Dursun Ali Erzincanlı-Nebevi Tebessüm
Hüzünlenmemize sebep olan hüzün Peygamberinin gülümsememize sebep olmaması düşünülemez. İşte Nebevi tebessüm anlarından biri=
Hazreti Ebubekir hane-i saadete girer girer ama hiç istemediği bir tablo ile karşılaşır. Âişe annemiz Resulullahla konuşurken sesini, yükseltmiştir. Hazreti Peygamber Ebubekir’in geldiğini görünce işte baban geldi o hakem olsun kim haklı kim haksız o söylesin buyurur. Âişe annemiz tamam der ilk önce Sen anlat ama olanları doğru anlat der. Bunu duyan Hazreti Ebubekir’in yüzü öfkeden kıpkırmızı olur ve kızına yaklaşarak hem Resulullaha sesini yükseltiyor hem de O’na doğru söyle mi diyorsun, sen O’nun yalan söylediğini ne zaman duydun diyerek Hazreti Âişe’ye vurmak ister. Peygamber Efendimiz Ebubekir’in elini havada yakalar ve Ebubekir biz sana hakem ol dedik, eşimizi döv demedik buyurur. Ebubekir de kızına olan öfkesiyle odadan çıkar. Resulullah Âişe annemize döner ve gülerek şöyle buyurur, gördün mü seni babandan nasıl kurtardım. Ben olmasaydın tokadı yemiştin.
Birkaç gün sonra Hazreti Ebubekir yine hane-i saadete gelir ama bu kez Efendimizle Âişe annemizi şakalaşırken latife yaparlarken görür ve şöyle der. Savaşınıza beni nasıl ortak ettiyseniz barışınıza da ortak edin. Efendimiz de şöyle buyurur olur dediğini yaptık gel.

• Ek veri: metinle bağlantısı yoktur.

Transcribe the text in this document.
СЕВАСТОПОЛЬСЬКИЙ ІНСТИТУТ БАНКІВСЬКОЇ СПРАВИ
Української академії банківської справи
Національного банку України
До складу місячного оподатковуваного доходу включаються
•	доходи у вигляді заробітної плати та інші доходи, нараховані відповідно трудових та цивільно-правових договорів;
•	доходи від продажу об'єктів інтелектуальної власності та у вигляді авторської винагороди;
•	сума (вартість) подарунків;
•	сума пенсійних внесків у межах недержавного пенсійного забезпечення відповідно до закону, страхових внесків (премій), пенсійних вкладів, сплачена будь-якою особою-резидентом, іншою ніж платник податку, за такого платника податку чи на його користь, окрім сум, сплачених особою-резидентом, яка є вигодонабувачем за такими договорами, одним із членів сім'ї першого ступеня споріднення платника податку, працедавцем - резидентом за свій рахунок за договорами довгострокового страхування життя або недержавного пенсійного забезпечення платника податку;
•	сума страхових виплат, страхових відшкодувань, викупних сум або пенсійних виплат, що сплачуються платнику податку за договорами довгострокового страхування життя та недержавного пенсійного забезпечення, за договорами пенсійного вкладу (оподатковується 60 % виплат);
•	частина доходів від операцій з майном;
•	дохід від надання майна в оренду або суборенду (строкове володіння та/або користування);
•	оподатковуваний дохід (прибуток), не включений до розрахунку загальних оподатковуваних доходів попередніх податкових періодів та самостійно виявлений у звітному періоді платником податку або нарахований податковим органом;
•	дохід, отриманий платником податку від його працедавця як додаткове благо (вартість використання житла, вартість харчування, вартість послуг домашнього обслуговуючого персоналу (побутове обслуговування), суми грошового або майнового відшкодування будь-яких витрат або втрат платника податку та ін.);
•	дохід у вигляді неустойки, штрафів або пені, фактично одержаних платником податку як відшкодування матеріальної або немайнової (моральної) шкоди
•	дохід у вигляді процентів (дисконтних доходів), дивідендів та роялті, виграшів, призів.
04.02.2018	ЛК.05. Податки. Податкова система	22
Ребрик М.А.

Bir başka anı=Adamın biri Resulullaha gelip şöyle dedi. Ya Resulallah bineğim yok bana bir binek tedarik edebilir misiniz? Peygamber Efendimiz ona şu karşılığı verdi. Olur, seni dişi bir devenin yavrusuna bindirelim. Adam şaşırdı ve Ya Resulallah ben dişi deve yavrusunu ne yapayım dedi. Efendimiz de gülerek şöyle buyurdu. Develeri dişi develerden başkası mı doğurur, her deve bir dişi devenin yavrusudur.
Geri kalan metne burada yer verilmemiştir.